Joyce Carol Oates's 1995 novel Zombie includes a verbatim extract of Freeman and Watts's 1942 treatise Psychosurgery describing leucotomy. The antihero Quentin reads this passage and similar descriptions of lobotomy. Fantasizing about a zombified sexual partner, Quentin copies Freeman's icepick technique on several victims. While Jeffrey Dahmer was Oates's inspiration for the character of Quentin, Dahmer did not use Freeman's technique; Dahmer instead drilled into his victims' skulls and poured acid.

Both Jack El-Hai's 2005 book The Lobotomist and the 2008 PBS documentary adapted from it explored Freeman in more balanced depth but further presented him as an arrogant and irresponsible "maverick" whose chief contribution to science was a medical atrocity. Another negative accounts of Freeman's career appeared Sam Kean's 2021 popular science book, The Icepick Doctor: Murder, Fraud, Sabotage, Piracy, and Other Dastardly Deeds Perpetrated in the Name of Science.

==Works==
- Freeman, Walter. "Prefrontal lobotomy in the treatment of mental disorders"
- Freeman, Walter (1942). "Psychosurgery: Intelligence, Emotion and Social Behavior Following Prefrontal Lobotomy for Mental Disorder"
- Freeman, Walter (1946). "Pain of Organic Disease Relieved by Prefrontal Lobotomy"
- Freeman, Walter (1947). "Retrograde degeneration of the thalamus following prefrontal lobotomy"
- Freeman, Walter (1948). "Transorbital Leucotomy"
- Freeman, Walter (1949). "Transorbital Lobotomy"
- FREEMAN, WALTER (1954). "Frontal Lobes and Schizophrenia. Second Lobotomy Project of Boston Psychopathic Hospital"
- FREEMAN, WALTER (1956). "Psychosurgery"

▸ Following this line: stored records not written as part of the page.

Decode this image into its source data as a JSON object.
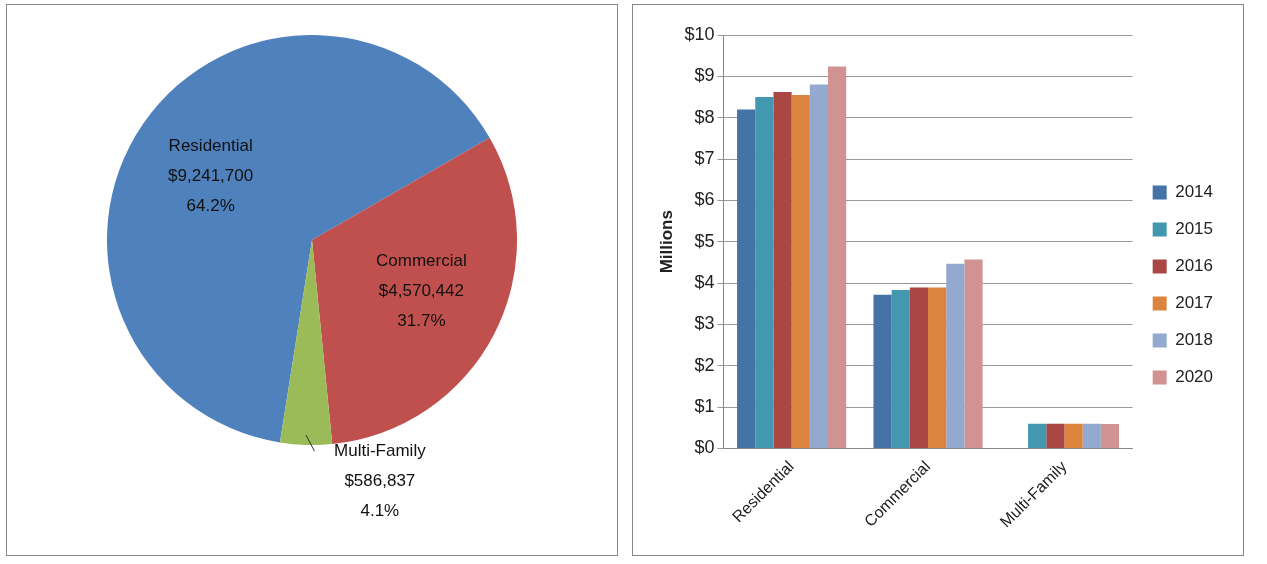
{
  "chart_data": [
    {
      "type": "pie",
      "categories": [
        "Residential",
        "Commercial",
        "Multi-Family"
      ],
      "values": [
        9241700,
        4570442,
        586837
      ],
      "colors": [
        "#4f81bd",
        "#c0504d",
        "#9bbb59"
      ],
      "value_labels": [
        "$9,241,700\n64.2%",
        "$4,570,442\n31.7%",
        "$586,837\n4.1%"
      ],
      "legend": false
    },
    {
      "type": "bar",
      "categories": [
        "Residential",
        "Commercial",
        "Multi-Family"
      ],
      "ylabel": "Millions",
      "series": [
        {
          "name": "2014",
          "color": "#4572a7",
          "values": [
            8.2,
            3.72,
            null
          ]
        },
        {
          "name": "2015",
          "color": "#4198af",
          "values": [
            8.5,
            3.83,
            0.6
          ]
        },
        {
          "name": "2016",
          "color": "#aa4643",
          "values": [
            8.62,
            3.89,
            0.6
          ]
        },
        {
          "name": "2017",
          "color": "#db843d",
          "values": [
            8.55,
            3.89,
            0.6
          ]
        },
        {
          "name": "2018",
          "color": "#93a9cf",
          "values": [
            8.8,
            4.47,
            0.6
          ]
        },
        {
          "name": "2020",
          "color": "#d19392",
          "values": [
            9.24,
            4.57,
            0.59
          ]
        }
      ],
      "ylim": [
        0,
        10
      ],
      "yticks": [
        {
          "value": 0,
          "label": "$0"
        },
        {
          "value": 1,
          "label": "$1"
        },
        {
          "value": 2,
          "label": "$2"
        },
        {
          "value": 3,
          "label": "$3"
        },
        {
          "value": 4,
          "label": "$4"
        },
        {
          "value": 5,
          "label": "$5"
        },
        {
          "value": 6,
          "label": "$6"
        },
        {
          "value": 7,
          "label": "$7"
        },
        {
          "value": 8,
          "label": "$8"
        },
        {
          "value": 9,
          "label": "$9"
        },
        {
          "value": 10,
          "label": "$10"
        }
      ],
      "grid": "y",
      "legend": "right"
    }
  ]
}
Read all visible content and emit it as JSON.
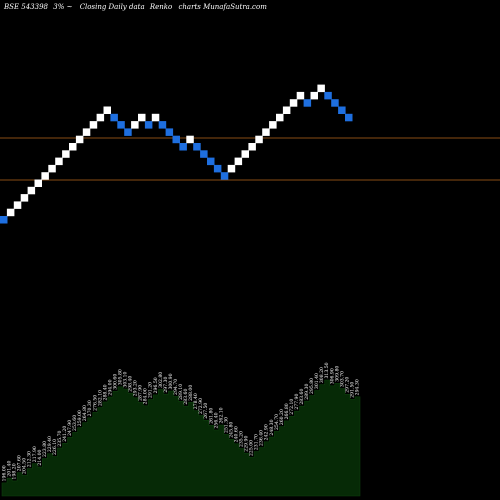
{
  "header": {
    "code": "BSE 543398",
    "step": "3%",
    "separator": "~",
    "caption": "Closing Daily data",
    "chart_kind": "Renko",
    "site": "charts MunafaSutra.com"
  },
  "colors": {
    "background": "#000000",
    "up_brick": "#ffffff",
    "down_brick": "#1e6fe0",
    "level_line": "#b5651d",
    "volume_fill": "#062a06",
    "volume_edge": "#0c3e0c"
  },
  "chart_data": {
    "type": "renko",
    "brick_pct": 3,
    "bricks": [
      {
        "dir": "down"
      },
      {
        "dir": "up"
      },
      {
        "dir": "up"
      },
      {
        "dir": "up"
      },
      {
        "dir": "up"
      },
      {
        "dir": "up"
      },
      {
        "dir": "up"
      },
      {
        "dir": "up"
      },
      {
        "dir": "up"
      },
      {
        "dir": "up"
      },
      {
        "dir": "up"
      },
      {
        "dir": "up"
      },
      {
        "dir": "up"
      },
      {
        "dir": "up"
      },
      {
        "dir": "up"
      },
      {
        "dir": "up"
      },
      {
        "dir": "down"
      },
      {
        "dir": "down"
      },
      {
        "dir": "down"
      },
      {
        "dir": "up"
      },
      {
        "dir": "up"
      },
      {
        "dir": "down"
      },
      {
        "dir": "up"
      },
      {
        "dir": "down"
      },
      {
        "dir": "down"
      },
      {
        "dir": "down"
      },
      {
        "dir": "down"
      },
      {
        "dir": "up"
      },
      {
        "dir": "down"
      },
      {
        "dir": "down"
      },
      {
        "dir": "down"
      },
      {
        "dir": "down"
      },
      {
        "dir": "down"
      },
      {
        "dir": "up"
      },
      {
        "dir": "up"
      },
      {
        "dir": "up"
      },
      {
        "dir": "up"
      },
      {
        "dir": "up"
      },
      {
        "dir": "up"
      },
      {
        "dir": "up"
      },
      {
        "dir": "up"
      },
      {
        "dir": "up"
      },
      {
        "dir": "up"
      },
      {
        "dir": "up"
      },
      {
        "dir": "down"
      },
      {
        "dir": "up"
      },
      {
        "dir": "up"
      },
      {
        "dir": "down"
      },
      {
        "dir": "down"
      },
      {
        "dir": "down"
      },
      {
        "dir": "down"
      }
    ],
    "level_lines_count": 2,
    "volume_labels": [
      "196.00",
      "201.40",
      "198.20",
      "207.60",
      "204.50",
      "212.30",
      "217.90",
      "214.00",
      "223.80",
      "229.40",
      "226.10",
      "235.70",
      "241.20",
      "247.90",
      "253.60",
      "259.00",
      "264.80",
      "270.30",
      "276.50",
      "282.10",
      "288.40",
      "294.00",
      "300.60",
      "305.80",
      "303.10",
      "298.40",
      "293.20",
      "287.90",
      "284.00",
      "291.20",
      "296.50",
      "302.80",
      "297.30",
      "300.90",
      "294.70",
      "289.10",
      "283.60",
      "288.00",
      "278.40",
      "272.90",
      "267.50",
      "261.80",
      "256.40",
      "262.10",
      "251.30",
      "245.80",
      "240.60",
      "235.20",
      "229.90",
      "225.00",
      "231.70",
      "236.40",
      "242.90",
      "248.30",
      "254.70",
      "260.20",
      "266.80",
      "272.10",
      "277.90",
      "283.60",
      "289.30",
      "295.80",
      "301.40",
      "308.20",
      "313.50",
      "306.90",
      "309.80",
      "303.70",
      "297.20",
      "291.50",
      "294.30"
    ]
  }
}
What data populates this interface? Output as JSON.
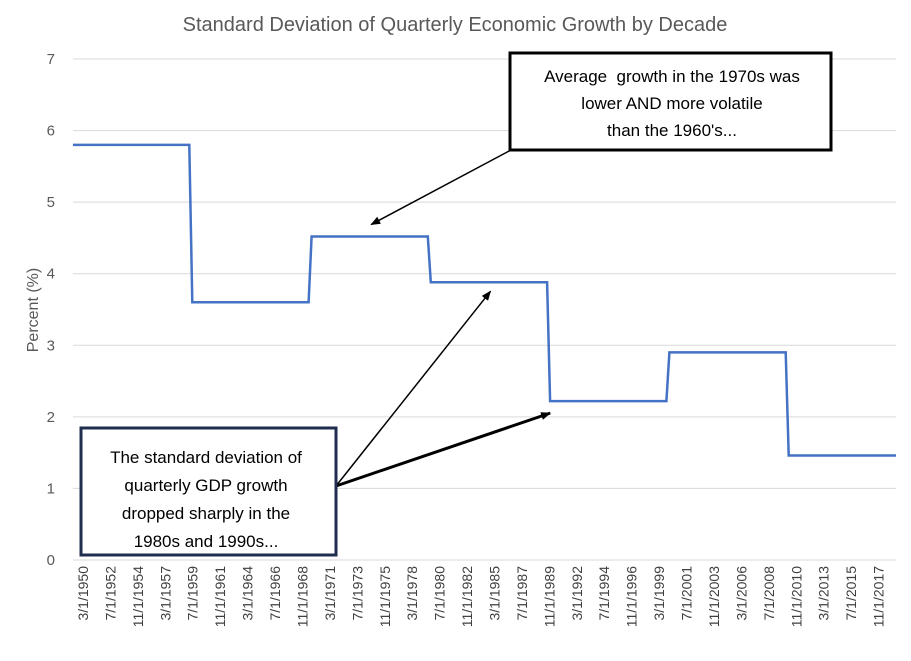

- FREEMAN, WALTER (1956). "Macroscopical Investigations of Twenty-Nine Brains Subjected to Frontal Leucotomy, with Some Observations on Clinico-pathological Correlations"
- CHENG, SYLVIA (1956). "Transorbital lobotomy versus electroconvulsive therapy in the treatment of mentally ill tuberculous patients"
- FREEMAN, WALTER (1957). "Frontal lobotomy 1936-1956 a follow-up study of 3000 patients from one to twenty years"
- Freeman, Walter (1967). "Psychiatrists Who Kill Themselves: A Study in Suicide"
- Freeman, Walter (1971). "Frontal Lobotomy in Early Schizophrenia Long Follow-up in 415 Cases"
- Freeman, W. (1972). "Lobotomy in limbo?"